I'm quite lost here.

The problem states:

A spherically symmetric electrostatic charge distribution produces an electric field that is directed radially out from the distribution center. At the distance

*r*from this center the field has the strength:

[tex]\[E=\frac{Q}{4\pi {{\varepsilon }_{0}}{{R}^{2}}}\left( \frac{r}{R}-\frac{{{r}^{2}}}{{{R}^{2}}} \right),0<r<R\][/tex]

and

[tex]E=\frac{Q}{4\pi {{\varepsilon }_{0}}{{r}^{2}}},r>R[/tex]

The constant

*Q*is a charge, the constant

*R*is a length; both are positive.

Now, determine the electric potential

*V*(

*r*) anywhere in space, when the potential is set to 0 in the infinitely distant.

## Homework Equations

[tex]\[V=\int_{a}^{b}{E}\,dr\][/tex]

## The Attempt at a Solution

Ok...

I first do the integral with the first

*E*-field (0 <

*r*<

*R*), with the limits 0 to

*r*. This gives me:

[tex]V=\frac{Q}{4\pi {{\varepsilon }_{0}}{{R}^{2}}}\int_{0}^{r}{\left( \frac{r}{R}-\frac{{{r}^{2}}}{{{R}^{2}}} \right)}\,dr=-\frac{Q{{r}^{2}}\left( 2r-3R \right)}{24\pi {{\varepsilon }_{0}}{{R}^{4}}}[/tex]

But since

*Q*and

*R*were positive, I assume that this result is positive as well, so instead we have:

[tex]V=\frac{Q{{r}^{2}}\left( 2r-3R \right)}{24\pi {{\varepsilon }_{0}}{{R}^{4}}}[/tex]

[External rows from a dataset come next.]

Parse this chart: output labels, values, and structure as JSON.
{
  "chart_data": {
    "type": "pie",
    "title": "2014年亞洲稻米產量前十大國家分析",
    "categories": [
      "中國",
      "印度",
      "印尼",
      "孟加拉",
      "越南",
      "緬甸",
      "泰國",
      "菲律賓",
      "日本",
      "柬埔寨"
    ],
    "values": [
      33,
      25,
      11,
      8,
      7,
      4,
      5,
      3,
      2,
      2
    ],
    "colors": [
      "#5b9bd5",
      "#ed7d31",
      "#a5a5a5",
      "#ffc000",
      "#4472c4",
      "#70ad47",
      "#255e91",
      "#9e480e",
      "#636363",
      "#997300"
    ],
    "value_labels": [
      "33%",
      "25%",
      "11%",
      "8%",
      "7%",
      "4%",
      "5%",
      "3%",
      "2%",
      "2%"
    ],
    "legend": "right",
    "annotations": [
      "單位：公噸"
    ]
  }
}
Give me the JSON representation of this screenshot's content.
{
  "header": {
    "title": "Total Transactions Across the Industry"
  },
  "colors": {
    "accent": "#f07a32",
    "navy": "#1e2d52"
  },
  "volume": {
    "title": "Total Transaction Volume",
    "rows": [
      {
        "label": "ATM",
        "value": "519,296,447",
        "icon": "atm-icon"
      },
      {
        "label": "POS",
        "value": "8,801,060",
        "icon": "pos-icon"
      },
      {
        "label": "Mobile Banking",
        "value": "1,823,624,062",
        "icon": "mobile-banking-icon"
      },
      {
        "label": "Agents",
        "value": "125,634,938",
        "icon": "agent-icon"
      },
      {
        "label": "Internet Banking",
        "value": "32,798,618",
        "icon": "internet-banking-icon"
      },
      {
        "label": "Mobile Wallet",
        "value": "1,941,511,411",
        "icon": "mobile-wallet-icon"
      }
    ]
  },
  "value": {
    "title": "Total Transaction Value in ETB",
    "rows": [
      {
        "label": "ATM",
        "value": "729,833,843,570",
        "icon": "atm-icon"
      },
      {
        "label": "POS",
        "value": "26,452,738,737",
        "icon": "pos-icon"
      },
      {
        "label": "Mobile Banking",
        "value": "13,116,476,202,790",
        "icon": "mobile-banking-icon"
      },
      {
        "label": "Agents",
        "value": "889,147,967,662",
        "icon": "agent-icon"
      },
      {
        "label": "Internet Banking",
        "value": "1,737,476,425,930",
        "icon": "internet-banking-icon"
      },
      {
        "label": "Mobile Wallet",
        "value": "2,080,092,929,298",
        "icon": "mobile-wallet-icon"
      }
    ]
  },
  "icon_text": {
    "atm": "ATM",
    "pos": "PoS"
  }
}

Then I take the integral of the other E-field, with the limits

*R*to infinity and get:

[tex]V=\frac{Q}{4\pi {{\varepsilon }_{0}}}\int_{R}^{\infty }{\frac{1}{{{r}^{2}}}}\,dr=\frac{Q}{4\pi {{\varepsilon }_{0}}R}[/tex]

Adding these two integrals together I get:

[tex]V=\[\frac{Q\left( 2{{r}^{3}}-3R{{r}^{2}}+6{{R}^{3}} \right)}{24\pi {{\varepsilon }_{0}}{{R}^{4}}}\][/tex]

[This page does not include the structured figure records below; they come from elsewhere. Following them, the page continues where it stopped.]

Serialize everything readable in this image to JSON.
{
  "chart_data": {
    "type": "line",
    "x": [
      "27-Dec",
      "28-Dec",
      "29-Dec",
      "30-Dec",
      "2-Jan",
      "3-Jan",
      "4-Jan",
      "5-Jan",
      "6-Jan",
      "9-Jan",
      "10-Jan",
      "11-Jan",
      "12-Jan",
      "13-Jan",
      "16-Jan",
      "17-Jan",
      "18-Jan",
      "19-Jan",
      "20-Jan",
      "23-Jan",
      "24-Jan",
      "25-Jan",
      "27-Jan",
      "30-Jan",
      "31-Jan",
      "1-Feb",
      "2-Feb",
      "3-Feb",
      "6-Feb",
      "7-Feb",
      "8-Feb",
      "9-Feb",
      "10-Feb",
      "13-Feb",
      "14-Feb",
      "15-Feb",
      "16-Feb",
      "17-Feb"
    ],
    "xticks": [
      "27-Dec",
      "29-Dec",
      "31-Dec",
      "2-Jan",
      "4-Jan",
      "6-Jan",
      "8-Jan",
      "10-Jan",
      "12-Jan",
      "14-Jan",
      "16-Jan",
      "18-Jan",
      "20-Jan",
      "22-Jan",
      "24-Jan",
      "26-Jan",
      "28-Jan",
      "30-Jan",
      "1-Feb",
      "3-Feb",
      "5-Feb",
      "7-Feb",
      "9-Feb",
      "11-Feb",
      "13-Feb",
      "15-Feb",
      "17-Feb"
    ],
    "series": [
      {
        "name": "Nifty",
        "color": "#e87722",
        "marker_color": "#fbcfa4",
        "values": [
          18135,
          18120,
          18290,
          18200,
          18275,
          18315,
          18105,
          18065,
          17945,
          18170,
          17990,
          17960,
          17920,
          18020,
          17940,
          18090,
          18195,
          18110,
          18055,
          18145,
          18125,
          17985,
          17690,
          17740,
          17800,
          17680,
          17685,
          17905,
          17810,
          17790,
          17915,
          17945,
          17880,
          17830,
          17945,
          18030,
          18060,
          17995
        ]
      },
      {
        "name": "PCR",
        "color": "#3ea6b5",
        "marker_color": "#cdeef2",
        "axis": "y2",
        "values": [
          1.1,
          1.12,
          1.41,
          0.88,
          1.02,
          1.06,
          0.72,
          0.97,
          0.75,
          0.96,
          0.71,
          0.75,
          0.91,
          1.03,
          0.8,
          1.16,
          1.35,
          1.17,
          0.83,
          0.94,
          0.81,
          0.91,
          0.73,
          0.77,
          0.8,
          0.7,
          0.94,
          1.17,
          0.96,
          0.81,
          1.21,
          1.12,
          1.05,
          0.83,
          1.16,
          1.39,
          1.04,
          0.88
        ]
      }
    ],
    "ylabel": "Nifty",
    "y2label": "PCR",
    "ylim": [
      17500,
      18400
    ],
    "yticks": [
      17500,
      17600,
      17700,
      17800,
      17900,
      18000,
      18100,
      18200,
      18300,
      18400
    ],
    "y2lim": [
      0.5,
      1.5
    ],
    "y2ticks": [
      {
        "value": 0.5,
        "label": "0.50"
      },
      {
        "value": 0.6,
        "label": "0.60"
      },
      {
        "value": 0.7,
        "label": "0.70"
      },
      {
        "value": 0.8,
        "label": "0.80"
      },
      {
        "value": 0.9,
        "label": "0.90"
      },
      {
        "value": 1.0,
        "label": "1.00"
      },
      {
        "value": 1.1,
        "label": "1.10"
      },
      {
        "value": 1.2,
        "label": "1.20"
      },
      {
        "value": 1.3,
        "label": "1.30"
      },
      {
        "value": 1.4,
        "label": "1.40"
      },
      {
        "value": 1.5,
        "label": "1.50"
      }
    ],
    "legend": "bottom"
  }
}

BUT, according to my book it should be:

[tex]V=\[\frac{Q\left( 2{{r}^{3}}-3R{{r}^{2}}+7{{R}^{3}} \right)}{24\pi {{\varepsilon }_{0}}{{R}^{4}}}\][/tex]

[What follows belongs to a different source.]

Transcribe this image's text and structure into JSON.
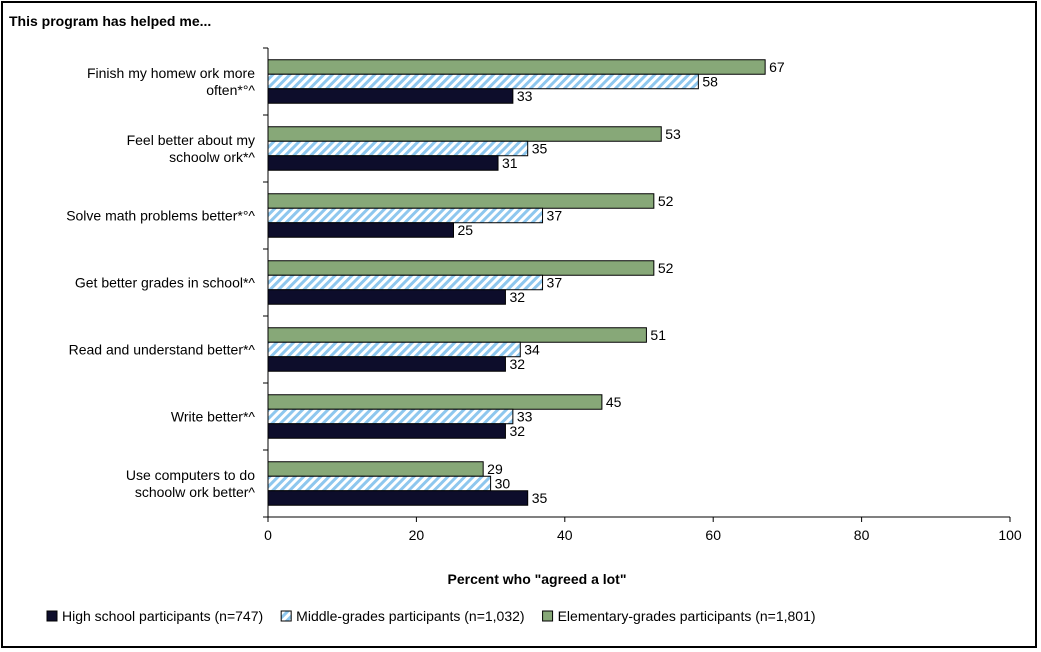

So, the difference being the 7 instead of 6. And I have no idea what to do to make up for that tiny difference. It's so close to each other that I can't imagine me being WAY off. So am I doing something wrong, or is it a mistake in the book ?

Regards